Author who claims 9/11 attack was faked coming to NYC
THE ASSOCIATED PRESS
A French author who suggests that the Sept. 11 attacks were concocted by a faction of the U.S. military is planning to promote his book on a tour that will begin in New York City.
The English title of Thierry Meyssan’s book is “9-11, The Big Lie,” which also suggests that the Pentagon was hit by an American missile, and not American Airlines Flight 77. USA Books, a subsidiary of the book’s French publisher, says he could launch the tour as early as this month.
The dates have not been finalized yet, according to Asad Lalljee, of USA Books, but the publicity blitz is likely to include interviews with several major television news shows that have expressed interest. The tour also may include speaking engagements, Lalljee said.
The French press ridiculed the book, but it became a best seller in France for three months. The English version has not seen the same success on the best seller lists, but Lalljee said 5,000 copies have sold “without any marketing” in the past six weeks since it was made available.
“We do anticipate great demand,” Lalljee said.
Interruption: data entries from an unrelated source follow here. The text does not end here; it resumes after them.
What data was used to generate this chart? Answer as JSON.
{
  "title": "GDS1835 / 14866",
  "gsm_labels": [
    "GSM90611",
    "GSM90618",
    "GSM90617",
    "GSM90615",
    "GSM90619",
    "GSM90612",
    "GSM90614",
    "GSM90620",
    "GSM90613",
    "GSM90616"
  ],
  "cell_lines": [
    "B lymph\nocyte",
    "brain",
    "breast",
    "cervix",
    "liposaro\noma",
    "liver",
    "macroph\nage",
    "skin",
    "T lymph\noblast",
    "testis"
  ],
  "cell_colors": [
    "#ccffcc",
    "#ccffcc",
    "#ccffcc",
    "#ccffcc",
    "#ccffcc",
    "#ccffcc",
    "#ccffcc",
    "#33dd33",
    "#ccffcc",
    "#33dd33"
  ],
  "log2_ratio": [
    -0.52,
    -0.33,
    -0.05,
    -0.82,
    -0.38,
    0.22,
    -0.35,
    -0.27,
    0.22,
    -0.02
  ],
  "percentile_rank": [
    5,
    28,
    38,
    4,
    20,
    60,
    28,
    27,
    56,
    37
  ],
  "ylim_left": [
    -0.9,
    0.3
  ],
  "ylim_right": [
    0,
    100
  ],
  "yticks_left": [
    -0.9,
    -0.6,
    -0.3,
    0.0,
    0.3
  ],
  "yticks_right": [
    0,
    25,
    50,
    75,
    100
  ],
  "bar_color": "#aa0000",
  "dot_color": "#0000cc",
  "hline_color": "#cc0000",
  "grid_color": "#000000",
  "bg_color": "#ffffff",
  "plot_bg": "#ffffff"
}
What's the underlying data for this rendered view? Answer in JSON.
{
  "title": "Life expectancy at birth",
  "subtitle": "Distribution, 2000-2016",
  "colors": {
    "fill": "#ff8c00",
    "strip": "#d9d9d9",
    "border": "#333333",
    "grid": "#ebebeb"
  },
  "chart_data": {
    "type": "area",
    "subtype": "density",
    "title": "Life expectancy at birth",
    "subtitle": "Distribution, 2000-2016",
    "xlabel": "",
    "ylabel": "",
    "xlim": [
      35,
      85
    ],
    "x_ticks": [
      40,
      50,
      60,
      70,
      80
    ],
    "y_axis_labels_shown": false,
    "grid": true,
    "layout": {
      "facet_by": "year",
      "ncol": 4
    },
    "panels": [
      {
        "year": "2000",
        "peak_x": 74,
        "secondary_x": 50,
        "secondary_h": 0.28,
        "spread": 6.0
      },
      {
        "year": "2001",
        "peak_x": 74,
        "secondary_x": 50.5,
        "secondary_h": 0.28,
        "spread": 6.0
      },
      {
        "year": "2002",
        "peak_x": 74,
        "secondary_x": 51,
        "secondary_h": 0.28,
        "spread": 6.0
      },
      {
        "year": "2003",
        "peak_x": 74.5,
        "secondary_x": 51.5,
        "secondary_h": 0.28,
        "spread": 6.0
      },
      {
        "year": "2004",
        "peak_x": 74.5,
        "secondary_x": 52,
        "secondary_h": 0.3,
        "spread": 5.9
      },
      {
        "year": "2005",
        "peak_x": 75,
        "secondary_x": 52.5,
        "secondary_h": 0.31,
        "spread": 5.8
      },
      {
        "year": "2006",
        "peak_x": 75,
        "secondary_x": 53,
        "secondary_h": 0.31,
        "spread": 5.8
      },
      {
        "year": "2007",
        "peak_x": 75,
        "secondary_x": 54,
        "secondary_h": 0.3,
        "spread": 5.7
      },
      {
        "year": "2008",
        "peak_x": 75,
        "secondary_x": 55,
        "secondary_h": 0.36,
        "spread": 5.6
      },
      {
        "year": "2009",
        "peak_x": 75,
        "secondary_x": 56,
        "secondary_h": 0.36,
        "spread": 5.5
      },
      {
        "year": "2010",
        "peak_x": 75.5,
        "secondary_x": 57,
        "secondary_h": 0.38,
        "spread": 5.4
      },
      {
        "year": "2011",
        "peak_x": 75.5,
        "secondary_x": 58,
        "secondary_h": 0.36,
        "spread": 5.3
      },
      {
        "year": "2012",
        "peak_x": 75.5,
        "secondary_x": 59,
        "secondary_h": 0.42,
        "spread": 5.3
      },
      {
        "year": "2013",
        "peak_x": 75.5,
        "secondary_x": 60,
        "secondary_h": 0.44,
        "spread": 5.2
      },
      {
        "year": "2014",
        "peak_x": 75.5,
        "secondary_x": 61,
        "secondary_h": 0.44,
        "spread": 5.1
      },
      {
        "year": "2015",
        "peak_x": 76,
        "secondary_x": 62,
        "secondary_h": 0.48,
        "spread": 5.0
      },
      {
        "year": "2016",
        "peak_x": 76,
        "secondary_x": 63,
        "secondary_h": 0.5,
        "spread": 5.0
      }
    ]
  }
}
In the book, Meyssan suggests that the attacks were schemed in order to promote a U.S. military agenda that included waging war in Afghanistan.
When asked what did happen to Flight 77 and the 59 passengers and crew aboard, he says it’s “one of the questions I don’t have a response for.” But he says that the shape of the gash in the Pentagon, where 125 people were killed, is not consistent with an airliner.
In a book refuting Meyssan’s theories, authors Guillaume Dasquie and Jean Guisnel said that some French “adore these cranks telling them that they are victims of plots, that the truth is being hidden from them, that one must not accept the official version.”
The U.S. Defense Department has called the allegations in the book “more than insulting.”
Lt. Col. Ken McClellan, a Defense Department spokesman, said Monday he was “appalled” that Meyssan is planning a U.S. visit.
“Certainly there’s a market for any sort of trivialization of history,” McClellan said. “That doesn’t make it less of a tragedy.”
Meyssan, an activist with his own left-wing association called the “Voltaire Network,” says he did not actually travel to the United States to investigate his theories, but had researchers working for him. He said much of his book is based on public documents, newspaper articles and the Internet.